Shares were up 1.6 percent following the release.

The world's most valuable publicly traded energy company posted profits of $4 billion, or 95 cents per share, for the quarter, compared with analysts' EPS estimates for 85 cents.

The Irving, Texas-based oil giant earned $1.8 billion, or 43 cents a share in the year ago period.

"Our results reflect an increase in commodity prices and highlight our continued focus on controlling costs and operating efficiently," Chairman and CEO Darren Woods said in a statement.

The integrated energy company brought in $63.3 billion in revenues, missing expectations for $64.7 billion.

Exxon's cash flow generated by its operations — a key metric in the oil and gas industry —were $8.2 billion, significantly better than $4.8 billion in the first quarter of 2016.

Meanwhile, costs fell as Exxon reduced its capital and exploration spending by $4.2 billion, down 19 percent over the past year.

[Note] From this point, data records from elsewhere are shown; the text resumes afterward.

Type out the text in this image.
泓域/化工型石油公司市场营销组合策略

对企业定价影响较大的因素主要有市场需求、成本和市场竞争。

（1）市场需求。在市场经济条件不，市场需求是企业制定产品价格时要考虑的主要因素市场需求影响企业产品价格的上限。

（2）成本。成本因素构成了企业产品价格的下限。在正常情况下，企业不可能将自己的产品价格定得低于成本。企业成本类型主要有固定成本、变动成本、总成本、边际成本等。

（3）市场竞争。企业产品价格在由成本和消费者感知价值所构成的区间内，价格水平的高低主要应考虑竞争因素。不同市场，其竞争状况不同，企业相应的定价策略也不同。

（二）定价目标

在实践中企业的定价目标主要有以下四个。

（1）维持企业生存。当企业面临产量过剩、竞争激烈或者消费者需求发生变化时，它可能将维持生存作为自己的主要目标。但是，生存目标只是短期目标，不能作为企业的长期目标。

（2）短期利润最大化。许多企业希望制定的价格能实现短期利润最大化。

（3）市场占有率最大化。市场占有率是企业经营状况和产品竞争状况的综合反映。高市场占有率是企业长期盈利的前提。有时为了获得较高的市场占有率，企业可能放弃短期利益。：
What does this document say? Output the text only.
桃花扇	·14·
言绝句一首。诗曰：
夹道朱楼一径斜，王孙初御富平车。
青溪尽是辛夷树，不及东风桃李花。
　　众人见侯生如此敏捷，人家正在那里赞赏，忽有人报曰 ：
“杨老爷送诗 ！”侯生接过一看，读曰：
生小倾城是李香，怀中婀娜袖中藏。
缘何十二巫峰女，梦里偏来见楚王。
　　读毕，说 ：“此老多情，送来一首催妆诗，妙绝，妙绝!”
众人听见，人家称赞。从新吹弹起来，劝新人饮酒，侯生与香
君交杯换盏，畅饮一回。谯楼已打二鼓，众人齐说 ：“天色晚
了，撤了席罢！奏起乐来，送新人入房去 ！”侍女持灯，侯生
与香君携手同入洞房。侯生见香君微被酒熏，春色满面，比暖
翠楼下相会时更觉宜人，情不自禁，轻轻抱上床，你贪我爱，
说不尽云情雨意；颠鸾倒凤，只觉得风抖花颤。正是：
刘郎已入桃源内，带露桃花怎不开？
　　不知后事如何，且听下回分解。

Earnings in Exxon's upstream exploration and production segment improved to $2.3 billion as the company fetched a higher price for its products.

Downstream fuel refining and marketing operations earned $1.1 billion, a slight jump from the year-ago period. Higher profit margins among other factors underscored the improvement.

Profits in Exxon's chemicals business fell by $184 million from last year to $1.2 billion, hurt by weaker profit margins and foreign exchange factors.

Exxon announced significant investments in its U.S. drilling and refining operations in the first quarter.

In January, it doubled its oil and gas holdings in the southern Permian Basin with a $5.6 billion purchase. Last month, it said it would invest $20 billion in its Gulf Coast chemical and oil refining facilities over the next five years.

The quarter also saw Exxon reduce its overall oil reserves by 3.3 billion barrels, as persistently low oil prices forced the company to take off its books 3.5 billion barrels of bitumen reserves at its Alberta, Canada oil sands project. This came after Exxon took a $2 billion impairment in the previous quarter related to a downward revision of its U.S. reserves.

On Wednesday, Exxon announced a 77 cents quarterly dividend, a two cents increase from last quarter.